Explanation of Responses:

* If the form is filed by more than one reporting person, see Instruction 5(b)(v).
** Intentional misstatements or omissions of facts constitute Federal Criminal Violations. See 18 U.S.C. 1001 and 15 U.S.C. 78ff(a).
(1) The options vested 83,334 on July 1, 2017, 83,333 on January 1, 2018 and 83,333 on July 1, 2018.
(2) One-sixth of the option will be vested and exercisable as of the September 1, 2017 date of grant, and the unvested portion of the option will become vested and exercisable as follows: (a) 50% in 5 equal annual installments on each of the five anniversaries of the date of the issuance of the option; and (b) 50% in 5 equal separate tranches annually based on 4a Consulting's achievement of annual performance goals to be established by the Board in consultation with 4A Consulting. The extent to which each separate tranche becomes vested shall be determined by reference to 4A Consulting's annual performance as measured by reference to the performance targets set for that performance period.
(3) In the event a specific tranche is not fully vested, that tranche shall not be forfeited, but shall remain outstanding, and may become vested as a result of 4A Consulting's future performance at an above target level or as a result of accelerated vesting on the occurrence of any other event that triggers accelerated vesting.

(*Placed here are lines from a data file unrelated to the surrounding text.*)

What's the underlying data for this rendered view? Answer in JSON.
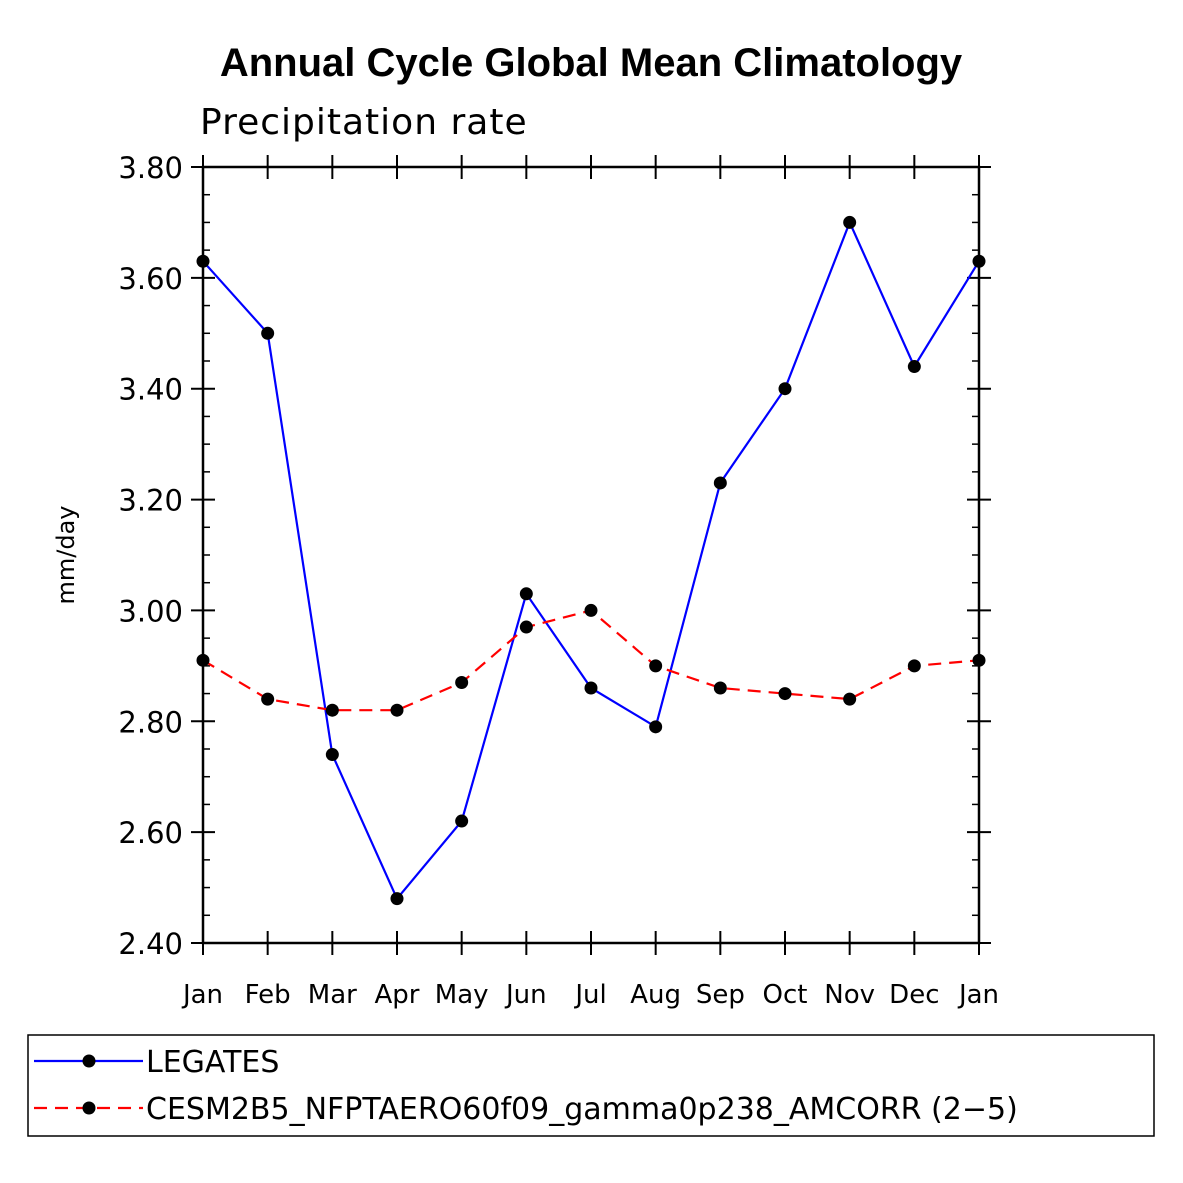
{
  "chart_data": {
    "type": "line",
    "title": "Annual Cycle Global Mean Climatology",
    "subtitle": "Precipitation rate",
    "ylabel": "mm/day",
    "xlabel": "",
    "ylim": [
      2.4,
      3.8
    ],
    "yticks": [
      "2.40",
      "2.60",
      "2.80",
      "3.00",
      "3.20",
      "3.40",
      "3.60",
      "3.80"
    ],
    "categories": [
      "Jan",
      "Feb",
      "Mar",
      "Apr",
      "May",
      "Jun",
      "Jul",
      "Aug",
      "Sep",
      "Oct",
      "Nov",
      "Dec",
      "Jan"
    ],
    "series": [
      {
        "name": "LEGATES",
        "color": "#0000ff",
        "dash": "solid",
        "values": [
          3.63,
          3.5,
          2.74,
          2.48,
          2.62,
          3.03,
          2.86,
          2.79,
          3.23,
          3.4,
          3.7,
          3.44,
          3.63
        ]
      },
      {
        "name": "CESM2B5_NFPTAERO60f09_gamma0p238_AMCORR (2−5)",
        "color": "#ff0000",
        "dash": "dashed",
        "values": [
          2.91,
          2.84,
          2.82,
          2.82,
          2.87,
          2.97,
          3.0,
          2.9,
          2.86,
          2.85,
          2.84,
          2.9,
          2.91
        ]
      }
    ],
    "legend_position": "bottom"
  }
}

(4) The option, including any portion that is subject to vesting based on the period of 4A Consulting's service and any portion that is subject to vesting on the basis of performance, shall be fully vested on the occurrence of any of the following conditions: (a) A Change of Control (as defined in the Company's 2014 Equity Incentive Plan) or (b) termination of the 4A Consulting Agreement that constitutes a "separation from service" (as the phrase is used for purpose of Section 409A of the Internal Revenue Code of 1986, as amended), other than where such termination is for Cause (as defined in the Company's 2014 Equity Incentive Plan) or if 4A Consulting resigns other than for Good Reason.